Mine de coltan de Luwowo, près de Rubaya/Nord-Kivu. Mars 2014. © MONUSCO/Sylvain L.
Dans la province du Nord-Kivu, à l’est de la République démocratique du Congo, des cas de fraude minière à grande échelle ont été documentés autour des mines de Rubaya, dans le territoire de Masisi, une zone contrôlée par la rébellion de l’AFC/M23 depuis plus d’une année. Ces pratiques illustrent l’intensification des activités extractives malgré un contexte sécuritaire fortement dégradé. Des pays voisins, dont le Rwanda, sont cités comme principales destinations de ces minerais frauduleusement exportés.

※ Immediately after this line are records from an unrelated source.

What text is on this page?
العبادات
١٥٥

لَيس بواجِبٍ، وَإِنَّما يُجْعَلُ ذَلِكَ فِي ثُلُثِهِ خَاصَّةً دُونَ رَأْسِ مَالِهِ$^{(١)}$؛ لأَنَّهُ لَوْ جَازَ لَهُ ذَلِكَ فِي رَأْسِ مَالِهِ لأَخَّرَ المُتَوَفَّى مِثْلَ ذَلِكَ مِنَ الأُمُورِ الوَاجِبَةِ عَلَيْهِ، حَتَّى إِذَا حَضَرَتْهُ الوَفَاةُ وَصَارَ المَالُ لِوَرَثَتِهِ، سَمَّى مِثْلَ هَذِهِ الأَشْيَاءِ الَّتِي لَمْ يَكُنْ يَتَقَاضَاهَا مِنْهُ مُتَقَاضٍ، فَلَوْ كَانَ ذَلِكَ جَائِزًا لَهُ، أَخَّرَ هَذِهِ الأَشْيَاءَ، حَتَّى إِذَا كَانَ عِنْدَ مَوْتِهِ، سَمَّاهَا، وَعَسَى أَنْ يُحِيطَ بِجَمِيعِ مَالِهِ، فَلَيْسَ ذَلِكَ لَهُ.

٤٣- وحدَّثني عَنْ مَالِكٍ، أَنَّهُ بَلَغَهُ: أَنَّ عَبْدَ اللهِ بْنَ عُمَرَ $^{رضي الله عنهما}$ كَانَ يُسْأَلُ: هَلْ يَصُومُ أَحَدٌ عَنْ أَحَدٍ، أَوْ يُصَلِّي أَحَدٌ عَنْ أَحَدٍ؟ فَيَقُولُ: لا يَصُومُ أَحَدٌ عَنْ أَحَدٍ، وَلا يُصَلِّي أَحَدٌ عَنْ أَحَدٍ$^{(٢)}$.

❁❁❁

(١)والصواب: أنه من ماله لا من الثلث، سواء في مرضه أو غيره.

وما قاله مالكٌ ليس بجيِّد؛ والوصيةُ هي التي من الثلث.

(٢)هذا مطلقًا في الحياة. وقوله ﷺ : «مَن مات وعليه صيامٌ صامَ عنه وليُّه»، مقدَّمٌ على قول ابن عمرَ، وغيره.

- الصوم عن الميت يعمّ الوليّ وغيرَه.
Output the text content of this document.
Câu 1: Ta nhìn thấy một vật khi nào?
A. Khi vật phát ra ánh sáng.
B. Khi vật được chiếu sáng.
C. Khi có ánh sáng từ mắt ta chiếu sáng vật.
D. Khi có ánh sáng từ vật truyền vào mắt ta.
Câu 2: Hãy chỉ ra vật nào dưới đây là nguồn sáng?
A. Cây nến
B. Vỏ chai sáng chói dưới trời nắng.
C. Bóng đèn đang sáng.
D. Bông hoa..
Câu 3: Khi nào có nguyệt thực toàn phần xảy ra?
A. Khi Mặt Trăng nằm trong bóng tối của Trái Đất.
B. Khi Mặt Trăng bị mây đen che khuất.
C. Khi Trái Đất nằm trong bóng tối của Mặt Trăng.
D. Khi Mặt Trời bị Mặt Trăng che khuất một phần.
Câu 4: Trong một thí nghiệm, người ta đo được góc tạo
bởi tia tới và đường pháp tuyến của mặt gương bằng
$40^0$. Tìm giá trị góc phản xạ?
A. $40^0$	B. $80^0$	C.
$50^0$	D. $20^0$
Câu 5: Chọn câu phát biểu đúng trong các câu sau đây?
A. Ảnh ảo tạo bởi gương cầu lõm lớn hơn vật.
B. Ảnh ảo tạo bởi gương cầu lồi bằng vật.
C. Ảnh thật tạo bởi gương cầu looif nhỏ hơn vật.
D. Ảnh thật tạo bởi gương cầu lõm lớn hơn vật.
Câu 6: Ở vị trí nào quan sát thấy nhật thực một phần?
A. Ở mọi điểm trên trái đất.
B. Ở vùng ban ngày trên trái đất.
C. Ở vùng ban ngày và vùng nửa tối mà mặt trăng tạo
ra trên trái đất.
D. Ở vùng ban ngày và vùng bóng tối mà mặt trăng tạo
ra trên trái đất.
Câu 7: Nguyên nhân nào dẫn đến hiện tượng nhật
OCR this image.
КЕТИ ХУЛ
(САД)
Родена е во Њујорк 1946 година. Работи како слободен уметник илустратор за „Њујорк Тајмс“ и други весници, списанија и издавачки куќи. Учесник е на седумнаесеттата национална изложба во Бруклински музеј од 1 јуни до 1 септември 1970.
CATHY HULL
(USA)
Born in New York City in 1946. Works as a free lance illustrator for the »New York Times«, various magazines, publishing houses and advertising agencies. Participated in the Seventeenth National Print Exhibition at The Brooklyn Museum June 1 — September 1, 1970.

Souvent accusé de piller les ressources naturelles congolaises, le M23 est une nouvelle fois mis en cause dans l’exploitation et la contrebande de minerais stratégiques issus de Rubaya vers le Rwanda. Interrogé par Radio France Internationale (RFI), Mickaël Daudin, directeur du programme ITSCI (International Tin Supply Chain Initiative), indique recevoir régulièrement des alertes via ses réseaux et affirme ne pas être surpris par cette situation « dans un contexte de conflit armé ».
Chargé de promouvoir la traçabilité des chaînes d’approvisionnement des minerais dits 3T — tantale, tungstène et étain — le programme ITSCI n’est plus opérationnel dans le territoire de Masisi, mais poursuit ses activités dans d’autres zones comme Walikale, encore sous contrôle gouvernemental. Selon ses observations, les statistiques de production officielle au Rwanda sont restées relativement stables, tandis que les données internationales font état d’une hausse significative des importations de tantale en provenance de ce pays.
« Nos données internes de production tracée au Rwanda sont restées stables en 2025. En revanche, les statistiques internationales montrent une forte augmentation des importations de tantale depuis le Rwanda. Cela confirme l’existence de risques sérieux de fraude et soulève des interrogations sur l’application inégale des standards de traçabilité et de devoir de diligence », a expliqué Mickaël Daudin.
Pour le responsable de l’ITSCI, la situation observée à Rubaya menace « quinze années d’efforts visant à assainir les chaînes d’approvisionnement » et représente un recul majeur dans la lutte contre l’exploitation illicite des ressources minières. Il met en garde contre les conséquences d’un système à deux vitesses, où certains acteurs respectent les normes internationales pendant que d’autres les contournent.
Ces constats rejoignent les conclusions d’un récent rapport du Groupe d’experts des Nations unies, publié au second semestre 2025, qui faisait état d’une contrebande de minerais à des niveaux sans précédent, notamment vers le Rwanda, avec l’appui présumé de l’armée rwandaise. Selon ce document, les minerais exportés illicitement sont ensuite mélangés à la production rwandaise officielle, rendant leur traçabilité particulièrement difficile.